Place First Economics by Director of the Whatif Group – Paul Wright

AN INVESTMENT APPROACH THAT LOOKS AT THE SUM OF THE PARTS BEFORE THE INDIVIDUAL COMPONENTS
A COLLABORATIVE APPROACH
In an ideal world where there is available public money through “levelling up”, generally in the form of the Towns Fund and Future High Street Fund, the regeneration story should accelerate.
I have been involved in town centres for over 30 years and have seen significant ups and downs, but the challenge is now immense. Whilst this money is truly welcome, it is essential that those trusted with spending it do it wisely, bring in specialist resources and ideally use it to leverage private sector money to deliver the biggest impact.
Through many years of probing, with plenty of advice along the way from public, private and third sector, we have developed a collaborative process or framework called Place First Economics that can have significant impact on the local economy combined with the built environment. This Framework can work for local economies and for private sector shareholders, so should create an effective platform for this public money to flow through and stimulate further investment.

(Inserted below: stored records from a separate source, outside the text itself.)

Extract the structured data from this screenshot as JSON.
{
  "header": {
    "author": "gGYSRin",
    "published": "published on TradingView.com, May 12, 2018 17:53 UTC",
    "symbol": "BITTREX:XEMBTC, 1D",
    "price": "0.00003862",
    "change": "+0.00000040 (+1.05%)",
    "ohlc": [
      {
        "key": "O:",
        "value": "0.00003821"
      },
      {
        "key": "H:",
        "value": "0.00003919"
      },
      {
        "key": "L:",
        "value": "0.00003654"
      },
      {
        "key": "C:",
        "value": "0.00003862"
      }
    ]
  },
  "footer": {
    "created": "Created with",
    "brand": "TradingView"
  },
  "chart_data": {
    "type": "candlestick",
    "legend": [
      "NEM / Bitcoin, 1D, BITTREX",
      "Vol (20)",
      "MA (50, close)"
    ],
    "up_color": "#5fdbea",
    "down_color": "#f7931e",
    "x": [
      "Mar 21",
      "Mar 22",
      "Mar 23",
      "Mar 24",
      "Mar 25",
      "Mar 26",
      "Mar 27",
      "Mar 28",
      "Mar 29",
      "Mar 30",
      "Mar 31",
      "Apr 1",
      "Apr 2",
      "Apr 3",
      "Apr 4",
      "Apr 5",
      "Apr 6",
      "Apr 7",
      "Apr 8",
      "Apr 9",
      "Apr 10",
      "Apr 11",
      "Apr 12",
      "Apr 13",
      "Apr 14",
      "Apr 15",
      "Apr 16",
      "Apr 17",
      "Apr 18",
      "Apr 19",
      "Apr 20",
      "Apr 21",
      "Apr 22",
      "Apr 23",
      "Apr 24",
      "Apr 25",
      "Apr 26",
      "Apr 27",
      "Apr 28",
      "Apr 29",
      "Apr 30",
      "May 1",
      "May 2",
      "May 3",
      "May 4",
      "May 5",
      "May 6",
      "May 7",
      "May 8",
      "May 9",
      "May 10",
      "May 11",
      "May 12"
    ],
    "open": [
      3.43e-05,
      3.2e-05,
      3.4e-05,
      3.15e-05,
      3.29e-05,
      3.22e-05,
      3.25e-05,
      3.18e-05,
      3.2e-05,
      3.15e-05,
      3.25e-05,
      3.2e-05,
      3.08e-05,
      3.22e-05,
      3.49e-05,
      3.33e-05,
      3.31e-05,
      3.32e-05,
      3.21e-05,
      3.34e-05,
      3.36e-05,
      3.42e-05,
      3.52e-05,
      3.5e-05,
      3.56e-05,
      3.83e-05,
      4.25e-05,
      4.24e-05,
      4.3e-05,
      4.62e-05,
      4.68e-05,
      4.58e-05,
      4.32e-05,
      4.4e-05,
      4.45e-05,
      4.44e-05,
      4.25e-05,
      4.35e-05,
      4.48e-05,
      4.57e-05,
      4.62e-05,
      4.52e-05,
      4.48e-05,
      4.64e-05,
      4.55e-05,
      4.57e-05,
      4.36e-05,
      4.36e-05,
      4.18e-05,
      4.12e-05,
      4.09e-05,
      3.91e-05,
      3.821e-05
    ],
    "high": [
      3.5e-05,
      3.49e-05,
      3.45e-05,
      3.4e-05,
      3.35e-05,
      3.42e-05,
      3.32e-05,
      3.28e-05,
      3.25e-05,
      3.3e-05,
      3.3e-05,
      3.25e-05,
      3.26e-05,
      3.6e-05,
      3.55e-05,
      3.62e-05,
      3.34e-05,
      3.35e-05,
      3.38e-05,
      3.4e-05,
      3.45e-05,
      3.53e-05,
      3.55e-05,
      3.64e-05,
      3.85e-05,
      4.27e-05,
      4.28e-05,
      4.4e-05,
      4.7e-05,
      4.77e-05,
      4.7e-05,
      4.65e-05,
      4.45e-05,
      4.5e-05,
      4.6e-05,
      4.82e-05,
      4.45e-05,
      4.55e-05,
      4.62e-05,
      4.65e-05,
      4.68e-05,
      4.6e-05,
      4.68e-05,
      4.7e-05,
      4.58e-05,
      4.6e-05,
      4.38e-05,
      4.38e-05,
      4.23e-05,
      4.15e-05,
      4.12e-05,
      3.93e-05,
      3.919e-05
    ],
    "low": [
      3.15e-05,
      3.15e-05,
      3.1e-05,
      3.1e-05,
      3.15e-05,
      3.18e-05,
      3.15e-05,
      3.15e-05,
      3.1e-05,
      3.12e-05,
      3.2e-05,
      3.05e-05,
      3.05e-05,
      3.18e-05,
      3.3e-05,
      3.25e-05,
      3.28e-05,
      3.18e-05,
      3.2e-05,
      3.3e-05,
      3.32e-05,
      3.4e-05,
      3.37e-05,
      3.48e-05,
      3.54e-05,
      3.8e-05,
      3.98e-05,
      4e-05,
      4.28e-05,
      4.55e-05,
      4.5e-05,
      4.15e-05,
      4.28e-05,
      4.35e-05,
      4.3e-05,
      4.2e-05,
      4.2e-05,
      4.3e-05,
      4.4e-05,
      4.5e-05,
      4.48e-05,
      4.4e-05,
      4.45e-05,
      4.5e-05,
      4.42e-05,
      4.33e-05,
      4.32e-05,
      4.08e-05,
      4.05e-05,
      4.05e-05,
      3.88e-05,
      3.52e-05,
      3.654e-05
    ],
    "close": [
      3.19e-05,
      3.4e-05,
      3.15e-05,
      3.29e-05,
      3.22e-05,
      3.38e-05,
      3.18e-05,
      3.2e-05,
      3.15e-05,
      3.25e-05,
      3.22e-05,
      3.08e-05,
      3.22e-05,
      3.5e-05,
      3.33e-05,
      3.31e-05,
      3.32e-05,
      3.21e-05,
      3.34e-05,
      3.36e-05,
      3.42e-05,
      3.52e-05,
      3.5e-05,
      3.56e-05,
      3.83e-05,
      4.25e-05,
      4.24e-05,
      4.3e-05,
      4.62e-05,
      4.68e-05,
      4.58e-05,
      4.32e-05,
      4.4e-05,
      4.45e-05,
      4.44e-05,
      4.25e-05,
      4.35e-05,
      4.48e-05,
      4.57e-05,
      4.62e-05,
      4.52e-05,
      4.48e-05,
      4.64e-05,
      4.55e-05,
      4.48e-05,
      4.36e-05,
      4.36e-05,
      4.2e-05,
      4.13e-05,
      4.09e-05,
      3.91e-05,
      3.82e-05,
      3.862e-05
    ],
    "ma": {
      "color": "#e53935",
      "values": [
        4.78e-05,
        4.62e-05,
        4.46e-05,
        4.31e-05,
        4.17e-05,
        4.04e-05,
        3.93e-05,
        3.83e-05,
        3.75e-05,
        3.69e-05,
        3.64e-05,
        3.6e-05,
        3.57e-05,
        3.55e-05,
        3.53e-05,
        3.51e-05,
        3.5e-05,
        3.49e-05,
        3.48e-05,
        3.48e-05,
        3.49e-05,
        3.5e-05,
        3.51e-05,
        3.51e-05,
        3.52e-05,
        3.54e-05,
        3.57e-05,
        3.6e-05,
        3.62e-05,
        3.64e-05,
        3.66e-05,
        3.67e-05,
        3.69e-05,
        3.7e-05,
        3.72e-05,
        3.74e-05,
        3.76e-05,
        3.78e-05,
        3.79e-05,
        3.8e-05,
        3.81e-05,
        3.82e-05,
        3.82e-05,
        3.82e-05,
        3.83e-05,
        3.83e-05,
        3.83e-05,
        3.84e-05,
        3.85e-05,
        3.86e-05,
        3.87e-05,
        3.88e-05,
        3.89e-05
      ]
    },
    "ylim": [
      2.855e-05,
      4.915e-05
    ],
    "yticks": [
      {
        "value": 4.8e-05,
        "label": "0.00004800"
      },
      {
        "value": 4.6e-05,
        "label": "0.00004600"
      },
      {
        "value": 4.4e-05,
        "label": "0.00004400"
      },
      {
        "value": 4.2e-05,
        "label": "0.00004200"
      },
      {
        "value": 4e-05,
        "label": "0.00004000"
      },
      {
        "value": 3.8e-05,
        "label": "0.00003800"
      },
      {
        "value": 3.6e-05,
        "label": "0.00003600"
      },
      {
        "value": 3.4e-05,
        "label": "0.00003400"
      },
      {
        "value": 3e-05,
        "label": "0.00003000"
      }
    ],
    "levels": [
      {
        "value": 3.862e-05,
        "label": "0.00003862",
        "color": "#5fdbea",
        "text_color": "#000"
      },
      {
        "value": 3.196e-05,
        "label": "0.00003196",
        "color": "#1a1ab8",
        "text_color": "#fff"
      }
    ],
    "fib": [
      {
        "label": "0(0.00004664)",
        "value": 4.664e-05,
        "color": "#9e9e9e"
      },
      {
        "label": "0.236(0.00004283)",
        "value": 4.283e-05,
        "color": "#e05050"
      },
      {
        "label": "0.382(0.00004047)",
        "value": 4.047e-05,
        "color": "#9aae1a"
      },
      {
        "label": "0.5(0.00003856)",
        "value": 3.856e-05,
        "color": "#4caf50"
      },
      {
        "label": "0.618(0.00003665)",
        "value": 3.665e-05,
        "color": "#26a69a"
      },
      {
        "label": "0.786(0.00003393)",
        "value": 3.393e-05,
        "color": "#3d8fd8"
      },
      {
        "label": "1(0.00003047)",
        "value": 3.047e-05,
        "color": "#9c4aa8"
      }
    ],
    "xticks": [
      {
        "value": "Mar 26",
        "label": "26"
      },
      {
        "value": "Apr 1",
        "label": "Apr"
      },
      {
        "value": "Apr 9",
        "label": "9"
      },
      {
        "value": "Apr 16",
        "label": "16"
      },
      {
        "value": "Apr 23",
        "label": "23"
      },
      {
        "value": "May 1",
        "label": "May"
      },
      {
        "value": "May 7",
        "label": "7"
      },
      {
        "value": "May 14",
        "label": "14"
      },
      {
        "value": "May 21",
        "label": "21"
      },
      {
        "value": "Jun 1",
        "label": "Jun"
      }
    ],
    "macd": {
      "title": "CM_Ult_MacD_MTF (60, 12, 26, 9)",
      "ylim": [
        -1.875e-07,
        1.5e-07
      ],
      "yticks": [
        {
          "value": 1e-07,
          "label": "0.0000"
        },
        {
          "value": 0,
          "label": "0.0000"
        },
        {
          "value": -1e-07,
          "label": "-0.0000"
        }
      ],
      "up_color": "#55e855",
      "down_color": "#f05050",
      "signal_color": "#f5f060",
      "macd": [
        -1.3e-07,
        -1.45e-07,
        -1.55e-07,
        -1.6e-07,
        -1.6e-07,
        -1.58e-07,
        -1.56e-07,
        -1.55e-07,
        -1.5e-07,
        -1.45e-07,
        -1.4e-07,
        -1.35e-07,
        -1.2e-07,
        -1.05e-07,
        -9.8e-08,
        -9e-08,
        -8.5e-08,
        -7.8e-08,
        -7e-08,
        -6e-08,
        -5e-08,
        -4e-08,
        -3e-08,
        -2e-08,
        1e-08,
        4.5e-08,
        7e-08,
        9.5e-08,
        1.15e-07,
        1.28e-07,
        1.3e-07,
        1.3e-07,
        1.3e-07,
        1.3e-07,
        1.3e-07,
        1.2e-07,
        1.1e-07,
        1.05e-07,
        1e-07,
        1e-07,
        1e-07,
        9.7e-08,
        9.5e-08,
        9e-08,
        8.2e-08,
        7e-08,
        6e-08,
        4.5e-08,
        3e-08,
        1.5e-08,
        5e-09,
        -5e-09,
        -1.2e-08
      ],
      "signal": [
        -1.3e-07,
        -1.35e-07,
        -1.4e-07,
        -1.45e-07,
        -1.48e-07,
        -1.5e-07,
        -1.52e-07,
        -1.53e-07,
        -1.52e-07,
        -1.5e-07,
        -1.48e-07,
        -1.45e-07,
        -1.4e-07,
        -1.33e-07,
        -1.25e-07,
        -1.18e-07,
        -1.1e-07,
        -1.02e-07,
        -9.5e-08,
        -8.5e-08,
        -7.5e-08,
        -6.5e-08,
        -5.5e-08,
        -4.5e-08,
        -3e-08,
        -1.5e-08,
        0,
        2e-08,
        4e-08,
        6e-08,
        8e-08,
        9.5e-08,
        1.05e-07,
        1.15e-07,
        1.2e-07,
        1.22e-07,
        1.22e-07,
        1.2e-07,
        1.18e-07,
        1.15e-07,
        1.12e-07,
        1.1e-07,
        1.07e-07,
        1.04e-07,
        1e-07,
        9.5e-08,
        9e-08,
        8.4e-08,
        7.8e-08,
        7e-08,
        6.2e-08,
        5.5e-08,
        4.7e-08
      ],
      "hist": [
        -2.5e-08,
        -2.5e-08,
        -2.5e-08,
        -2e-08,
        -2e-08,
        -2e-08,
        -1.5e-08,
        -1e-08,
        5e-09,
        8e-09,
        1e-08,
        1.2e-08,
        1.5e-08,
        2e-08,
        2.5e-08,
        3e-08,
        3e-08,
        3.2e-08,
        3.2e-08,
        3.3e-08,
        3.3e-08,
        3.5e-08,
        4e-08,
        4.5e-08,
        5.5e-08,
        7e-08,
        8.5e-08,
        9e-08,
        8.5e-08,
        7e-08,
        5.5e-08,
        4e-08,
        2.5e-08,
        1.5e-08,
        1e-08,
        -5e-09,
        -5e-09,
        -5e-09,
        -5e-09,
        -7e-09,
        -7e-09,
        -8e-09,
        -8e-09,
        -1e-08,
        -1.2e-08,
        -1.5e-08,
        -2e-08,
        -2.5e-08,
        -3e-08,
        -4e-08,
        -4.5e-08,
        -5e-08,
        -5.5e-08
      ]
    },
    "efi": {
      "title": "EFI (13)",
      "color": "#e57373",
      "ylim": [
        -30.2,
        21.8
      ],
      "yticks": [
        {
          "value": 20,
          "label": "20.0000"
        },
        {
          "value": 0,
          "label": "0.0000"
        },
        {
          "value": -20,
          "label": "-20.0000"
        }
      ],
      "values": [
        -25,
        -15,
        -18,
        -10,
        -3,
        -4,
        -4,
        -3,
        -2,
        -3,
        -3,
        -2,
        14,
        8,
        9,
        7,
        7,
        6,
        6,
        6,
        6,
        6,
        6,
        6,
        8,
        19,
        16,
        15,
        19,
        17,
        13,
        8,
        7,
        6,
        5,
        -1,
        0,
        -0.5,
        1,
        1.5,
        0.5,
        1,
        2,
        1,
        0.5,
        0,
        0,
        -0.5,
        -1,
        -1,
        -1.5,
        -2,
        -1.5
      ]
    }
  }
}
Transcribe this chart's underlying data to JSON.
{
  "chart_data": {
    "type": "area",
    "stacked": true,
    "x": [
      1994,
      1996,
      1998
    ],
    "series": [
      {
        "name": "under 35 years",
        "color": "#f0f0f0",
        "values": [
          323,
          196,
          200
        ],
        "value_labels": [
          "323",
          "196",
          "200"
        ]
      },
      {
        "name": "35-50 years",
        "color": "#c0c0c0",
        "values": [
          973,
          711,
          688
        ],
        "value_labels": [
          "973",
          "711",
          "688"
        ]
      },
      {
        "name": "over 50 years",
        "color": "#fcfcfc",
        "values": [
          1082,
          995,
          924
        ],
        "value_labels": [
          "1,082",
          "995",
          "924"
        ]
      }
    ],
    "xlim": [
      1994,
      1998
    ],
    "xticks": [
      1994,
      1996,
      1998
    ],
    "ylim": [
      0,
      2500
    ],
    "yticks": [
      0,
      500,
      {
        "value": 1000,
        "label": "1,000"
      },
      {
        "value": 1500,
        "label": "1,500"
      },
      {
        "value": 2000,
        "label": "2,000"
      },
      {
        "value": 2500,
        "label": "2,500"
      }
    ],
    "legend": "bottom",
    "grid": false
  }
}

Some councils are beginning to respond positively to this thinking, but they need to be brave and get broad sectoral encouragement.
Firstly, it is imperative to understand that at the heart of the problem is the failing or fragile local economies where the available spend for the lower demographics is really challenged and as town centres deteriorate, more shops close, jobs go, choice diminishes and the higher spending consumers rapidly desert these towns for regional centres or online; the downward spiral accelerates.
The long term problems within retail are well articulated elsewhere within this publication, but Covid has inadvertently elevated town centres to the top of the local, regional and central government agenda, so laser focus is now essential to create places where people want to invest, live, work and spend time. “A body will function much better with a healthy heart!”; better town centres make everything else easier to deliver.
Retail cannot function from purely retail economics driving local economies, it has to work the other way around. But neither can new housing, new public realm, new squares and new green space solve the town centre agenda without addressing local socio-economics as a critical component.
A NEW APPROACH TO OWNERSHIP AND MIX
We have the opportunity of a lifetime through reduced property values for well-conceived long term public private partnerships, to take back more control of the town centres and reduce the negative impact of fractional ownership, but also for essential non-retail uses, to take advantage of the lower rents and come back into the heart of town centres. A future where retail, leisure, mixed housing, civic, health, third and fourth sector uses all co-exist will create the necessary balance; in effect, a return to the past.
We must view shopping centres as prime town centre real estate, with the opportunity to create long term mixed community space throughout the day and evening, altering its functionality accordingly.
It is time to build on the collegiate political spirit that existed through the early stages of Covid, and realise that the health and wellbeing and prosperity of our communities is more important than the colour of the leading party. To understand that economics has been wrongly focussed on growth for growths sake for decades, we need to focus on a more circular style economy, inclusive growth or a form of Doughnut Economics, to help reduce the wealth gap and bring back health and prosperity to our people and their towns.
That will create a sustainable future for the real estate investors.
A NEW APPROACH TO INVESTMENT
Place First Economics Framework is made up of several principles. It creates a governance where decisions must effect more than just one agenda, so for example health and wellbeing, skills and education, sustainability and real estate can all be impacted by one strategy. It’s simply a new common sense way of thinking. All of a sudden the silo mentality that exists everywhere is overridden and we can start to create big economies of scale by joined up thinking. It truly aligns the respective needs of both public and private sector partners in longer term governance and management, with effective and sustainable regeneration.
Whilst short term investors may benefit from chaos created by Covid, short termism is not what the communities need and councils may need to act pro-actively to ensure they get the right partners/investors.
Over the years people have attempted to solve so many of the same town centre issues by applying new sticking plasters, with added layers of cost. Organisations, groups, quangos etc, often with good intention but working alone, are generally ineffective and costly. A new form of public private partnership is what is needed to cut through the layers and get to the root of the issue -local economics.
We have no choice now but to deal with the root cause, but only by embracing local groups in a more bottom up approach will we truly get relevant and sustainable change. The real estate fraternity and local government must embrace seismic change, or there is inevitability in continued decline. But, embrace the new paradigm and there remains plenty for investors to be positive about.